IMPROVISORS - MAJAAP
Une série de dialogues conduits à Oslo, Arnhem, Amsterdam. Ping-pong
vocal, féminin masculin, très expressif. Très cérébral,
primaire affectif et coups en dessous de la ceinture. Cela relève du
chant, de la poésie. Disons une sorte de Pictionary où, au lieu
de dessiner avec un crayon, vous devez dessiner avec la bouche. Enchaîner
des pictogrammes phonétiques à la vitesse de l'éclair pour
raconter une action, l'évolution d'une émotion, l'explosion d'une
idée, décrire un objet. Tout ce qui est possible de produire comme
bruit avec sa bouche, tant dans le registre des bonnes que des mauvaises manières.
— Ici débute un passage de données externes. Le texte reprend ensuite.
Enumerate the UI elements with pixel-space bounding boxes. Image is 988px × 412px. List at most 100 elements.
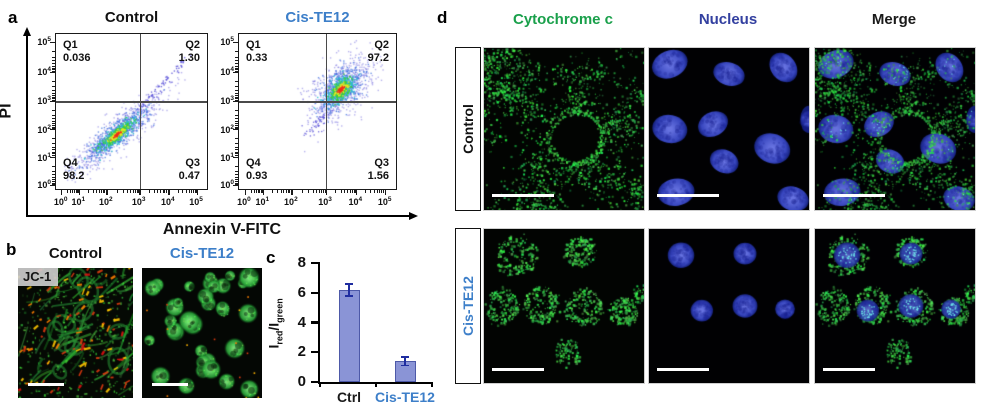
scale-bar bbox=[657, 368, 709, 371]
jc1-image-cis-te12 bbox=[142, 268, 262, 398]
bar-chart-y-axis-label: Ired/Igreen bbox=[265, 298, 285, 349]
tick-label: 103 bbox=[131, 196, 146, 207]
x-tick-labels: 100 101 102 103 104 105 bbox=[237, 190, 397, 208]
scale-bar bbox=[823, 194, 885, 197]
quadrant-q2: Q2 97.2 bbox=[367, 39, 389, 64]
tick-label: 105 bbox=[37, 36, 51, 48]
panel-a-x-axis-label: Annexin V-FITC bbox=[162, 221, 282, 238]
jc1-control-canvas bbox=[18, 268, 133, 398]
y-tick-labels: 105 104 103 102 101 100 bbox=[29, 33, 53, 190]
image-cis-te12-merge bbox=[814, 228, 976, 384]
quadrant-gate-horizontal bbox=[239, 101, 396, 103]
bar-chart-y-tick: 8 bbox=[297, 254, 306, 271]
bar-chart-category-Cis-TE12: Cis-TE12 bbox=[375, 389, 435, 405]
tick-label: 102 bbox=[99, 196, 113, 207]
bar-chart-y-tick: 0 bbox=[297, 373, 306, 390]
tick-label: 100 bbox=[53, 196, 68, 207]
tick-label: 102 bbox=[37, 123, 51, 135]
image-control-merge bbox=[814, 47, 976, 211]
panel-a-y-axis-line bbox=[26, 36, 29, 217]
tick-label: 105 bbox=[377, 196, 392, 207]
quadrant-q3: Q3 1.56 bbox=[367, 157, 389, 182]
cis-cytochrome-canvas bbox=[484, 229, 644, 383]
control-nucleus-canvas bbox=[649, 48, 809, 210]
cis-merge-canvas bbox=[815, 229, 975, 383]
tick-label: 103 bbox=[37, 95, 51, 107]
tick-label: 101 bbox=[255, 196, 270, 207]
tick-label: 100 bbox=[37, 179, 51, 191]
panel-b-header-control: Control bbox=[48, 245, 103, 262]
tick-label: 101 bbox=[220, 151, 234, 163]
bar-Ctrl bbox=[338, 289, 360, 382]
bar-chart-plot-area: 0 2 4 6 8 Ctrl Cis-TE12 bbox=[298, 254, 435, 405]
panel-d-header-cytochrome-c: Cytochrome c bbox=[512, 11, 614, 28]
panel-a-y-axis-arrowhead bbox=[22, 27, 31, 36]
scale-bar bbox=[492, 368, 544, 371]
panel-a-y-axis-label: PI bbox=[0, 103, 15, 119]
panel-a-x-axis-arrowhead bbox=[409, 212, 418, 220]
quadrant-gate-horizontal bbox=[56, 101, 207, 103]
image-cis-te12-cytochrome-c bbox=[483, 228, 645, 384]
tick-label: 103 bbox=[220, 95, 234, 107]
panel-c-label: c bbox=[266, 248, 276, 267]
flow-plot-cis-te12: Cis-TE12 Q1 0.33 Q2 97.2 Q4 0.93 Q3 1.56 105… bbox=[220, 9, 397, 207]
tick-label: 104 bbox=[220, 66, 234, 78]
panel-b-label: b bbox=[6, 240, 17, 259]
jc1-cis-canvas bbox=[142, 268, 262, 398]
quadrant-gate-vertical bbox=[139, 34, 142, 189]
panel-d-label: d bbox=[437, 8, 448, 27]
quadrant-q2: Q2 1.30 bbox=[178, 39, 200, 64]
flow-plot-title: Control bbox=[104, 9, 159, 26]
flow-plot-control: Control Q1 0.036 Q2 1.30 Q4 98.2 Q3 0.47 105… bbox=[37, 9, 208, 207]
scale-bar bbox=[28, 383, 64, 386]
image-cis-te12-nucleus bbox=[648, 228, 810, 384]
panel-d-row-label-cis-te12: Cis-TE12 bbox=[455, 228, 481, 384]
tick-label: 103 bbox=[318, 196, 332, 207]
panel-a-label: a bbox=[8, 8, 18, 27]
flow-plot-frame: Q1 0.036 Q2 1.30 Q4 98.2 Q3 0.47 bbox=[55, 33, 208, 190]
bar-chart-y-tick: 4 bbox=[297, 313, 306, 331]
jc1-image-control: JC-1 bbox=[18, 268, 133, 398]
bar-chart-y-tick: 6 bbox=[297, 283, 306, 301]
scale-bar bbox=[823, 368, 875, 371]
flow-plot-title: Cis-TE12 bbox=[285, 9, 350, 26]
scale-bar bbox=[657, 194, 719, 197]
tick-label: 102 bbox=[220, 123, 234, 135]
bar-chart-category-Ctrl: Ctrl bbox=[336, 389, 362, 405]
tick-label: 100 bbox=[237, 196, 251, 207]
control-merge-canvas bbox=[815, 48, 975, 210]
tick-label: 102 bbox=[284, 196, 298, 207]
flow-plot-frame: Q1 0.33 Q2 97.2 Q4 0.93 Q3 1.56 bbox=[238, 33, 397, 190]
y-tick-labels: 105 104 103 102 101 100 bbox=[212, 33, 236, 190]
panel-d-header-nucleus: Nucleus bbox=[698, 11, 758, 28]
panel-d-row-label-control: Control bbox=[455, 47, 481, 211]
image-control-cytochrome-c bbox=[483, 47, 645, 211]
quadrant-q4: Q4 0.93 bbox=[246, 157, 268, 182]
tick-label: 104 bbox=[37, 66, 51, 78]
tick-label: 105 bbox=[189, 196, 203, 207]
quadrant-gate-vertical bbox=[326, 34, 328, 189]
tick-label: 100 bbox=[220, 179, 234, 191]
flow-scatter-canvas bbox=[239, 34, 396, 189]
tick-label: 101 bbox=[71, 196, 86, 207]
quadrant-q3: Q3 0.47 bbox=[178, 157, 200, 182]
quadrant-q4: Q4 98.2 bbox=[63, 157, 85, 182]
tick-label: 104 bbox=[348, 196, 363, 207]
scale-bar bbox=[492, 194, 554, 197]
scale-bar bbox=[152, 383, 188, 386]
control-cytochrome-canvas bbox=[484, 48, 644, 210]
x-tick-labels: 100 101 102 103 104 105 bbox=[53, 190, 208, 208]
image-control-nucleus bbox=[648, 47, 810, 211]
quadrant-q1: Q1 0.33 bbox=[246, 39, 268, 64]
tick-label: 101 bbox=[37, 151, 51, 163]
bar-chart-y-tick: 2 bbox=[297, 343, 306, 361]
panel-d-header-merge: Merge bbox=[871, 11, 917, 28]
tick-label: 104 bbox=[160, 196, 175, 207]
flow-scatter-canvas bbox=[56, 34, 207, 189]
cis-nucleus-canvas bbox=[649, 229, 809, 383]
panel-b-header-cis-te12: Cis-TE12 bbox=[169, 245, 235, 262]
quadrant-q1: Q1 0.036 bbox=[63, 39, 91, 64]
tick-label: 105 bbox=[220, 36, 234, 48]
jc1-stain-badge: JC-1 bbox=[18, 268, 59, 286]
Les sifflements irrationnels de la spiritualité, le bourdonnement cristallin
des esprits, mais aussi les déconvenues physiques, les bourdes, les lapsus,
les flatulences, les impertinences organiques. Tout ce que les mots et les phrases
ne saisissent jamais, ne portent jamais au jour. Les restes. Qui s'accumulent,
peuvent obstruer le travail de la langue, l'engluer. Maja Ratkje et Jaap Blonk
puisent là-dedans, le font sortir, libèrent ces poids morts qui
lestent les mots. Donnent à ces restes une légèreté
de langue qui s'amuse, en train de s'inventer. De créer son alphabet.
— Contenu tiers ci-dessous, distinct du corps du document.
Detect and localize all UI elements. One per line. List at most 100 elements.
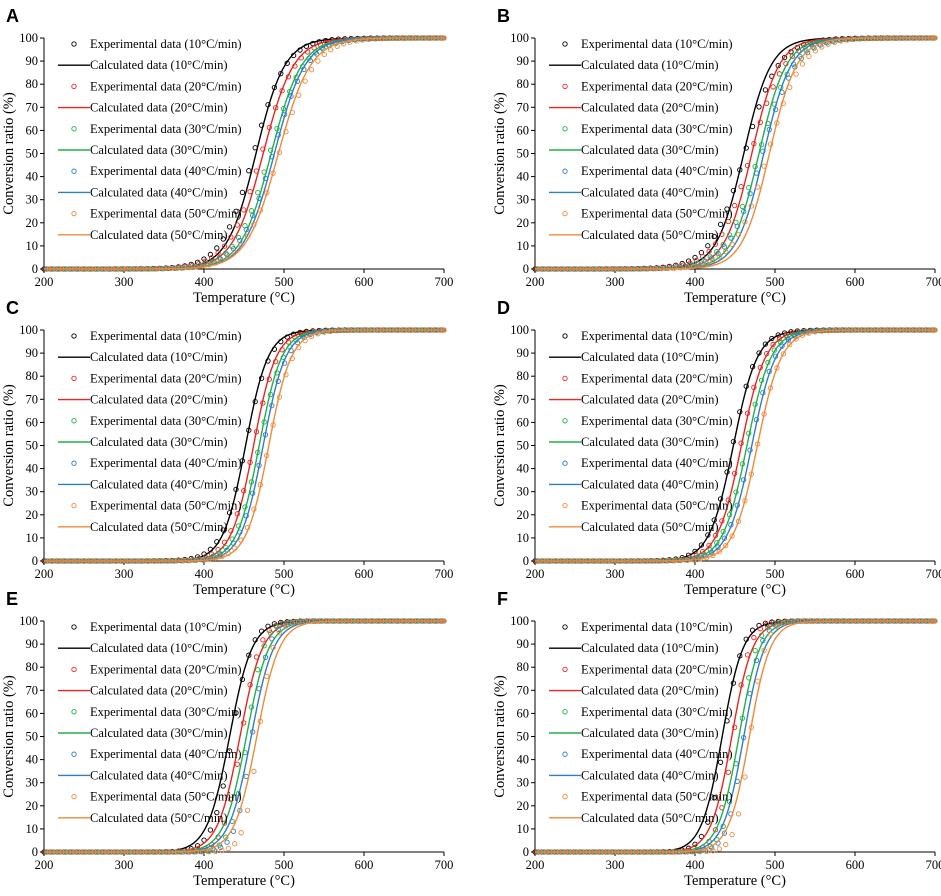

En taillant dans les paroles bâillonnées. Modelant les caillots
de mots. Insufflant vie aux fœtus de langages informels, recrachés,
gigotant des répliques mi-dramatiques mi-drolatiques, sans respect. Puisant
dans les cris du ventre. Couinement de tripes en travers de la gorge. Constipations
grammaticales qui gargouillent. À écouter fort pour entendre les
moindres vibrations de la glotte, les soubresauts et déclics des cordes
vocales, les zygomatiques qui se tordent, les sauts de carpe de langue, la gymnastique
spectaculaire de l'appareil élocutoire qui court pour attraper des sons
qui forment images, qui parlent d'eux-mêmes. Chiens et chats. Spasmes
émotifs sexuels. Vieux archétypes de la dispute amant-maîtresse
coassés ou caquetés. Ronfleur impénitent qui scie son bois
qu'aucun sifflet n'interrompt. Un répertoire très étendu,
très creusé et mis en forme avec force et clarté, une grande
précision dans les traits, beaucoup de contrastes.